In this chapter, we sought to provide insight into the use of Ab fragments for RPT, from preclinical validation to clinical translation to the approval of the first Ab fragment for the RPT of metastatic hepatocellular carcinoma. These fragments have shown great potential as alternative vectors for RPT that overcome many of the limitations of mAbs. All that said, there are still several facets of Ab fragments that remain areas of attention, including their potential for high kidney retention, reduced affinities after radiolabeling, and lower absolute tumor uptake compared to mAbs. We expect that the efficacy and safety of Ab fragment-based radioimmunoconjugates for RPT will increase as interest in these vectors fuels research into novel radiochemical strategies that help optimize their stability and affinity after radiolabeling, and methods to reduce their uptake and retention in the kidneys. In the early 2000s, the clinical translation of Ab fragments for RPT proceeded at a slow pace. However, the recent rise in Ab fragment-based radiotherapeutics entering clinical trials demonstrates hope for the future.

9 The Bottom Line

  • Ab fragments are small (12–110 kDa), maintain antigen affinities similar to that of their parent mAbs, and can be easily, efficiently, and inexpensively generated in microbial expression systems.
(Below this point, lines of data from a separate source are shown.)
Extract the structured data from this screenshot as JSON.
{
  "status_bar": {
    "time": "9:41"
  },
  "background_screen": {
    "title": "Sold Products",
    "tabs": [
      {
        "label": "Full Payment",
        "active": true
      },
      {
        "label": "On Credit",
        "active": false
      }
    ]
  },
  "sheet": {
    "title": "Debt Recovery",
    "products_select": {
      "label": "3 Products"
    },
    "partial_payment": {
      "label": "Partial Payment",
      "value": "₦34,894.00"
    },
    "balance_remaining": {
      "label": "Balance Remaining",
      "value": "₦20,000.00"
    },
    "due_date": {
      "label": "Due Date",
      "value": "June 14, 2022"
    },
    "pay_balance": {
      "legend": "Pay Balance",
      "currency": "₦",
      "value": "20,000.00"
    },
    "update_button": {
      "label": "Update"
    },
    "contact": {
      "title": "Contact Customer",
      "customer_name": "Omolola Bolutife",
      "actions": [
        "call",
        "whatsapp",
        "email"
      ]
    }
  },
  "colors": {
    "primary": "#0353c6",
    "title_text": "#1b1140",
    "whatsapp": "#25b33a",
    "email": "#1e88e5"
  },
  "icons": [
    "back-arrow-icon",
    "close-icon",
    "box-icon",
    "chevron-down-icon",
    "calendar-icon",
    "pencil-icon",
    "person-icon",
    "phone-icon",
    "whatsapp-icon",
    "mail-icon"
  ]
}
  • Most Ab-fragments have a short blood half-life, exhibit rapid tumor accumulation, penetrate deep into tumors, and are rapidly eliminated from the body with better safety profiles than full-size mAbs.

  • SdAbs have emerged as particularly versatile vectors for RPT, with superior properties compared to other Ab fragments. Several radiolabeled sdAbs have been preclinically validated, and the number of clinical trials with sdAb-based radioimmunoconjugates has increased over the last decade.

  • The kidney retention observed after the rapid clearance of low molecular weight Ab fragment-based radioimmunoconjugates (i.e., Fab, scFv, and sdAb) remains a point of attention and poses a risk for nephrotoxicity.

  • The past decade has played witness to an increasing number of clinical trials with Ab fragment-based radiotherapeutics, and even more are expected in the coming years.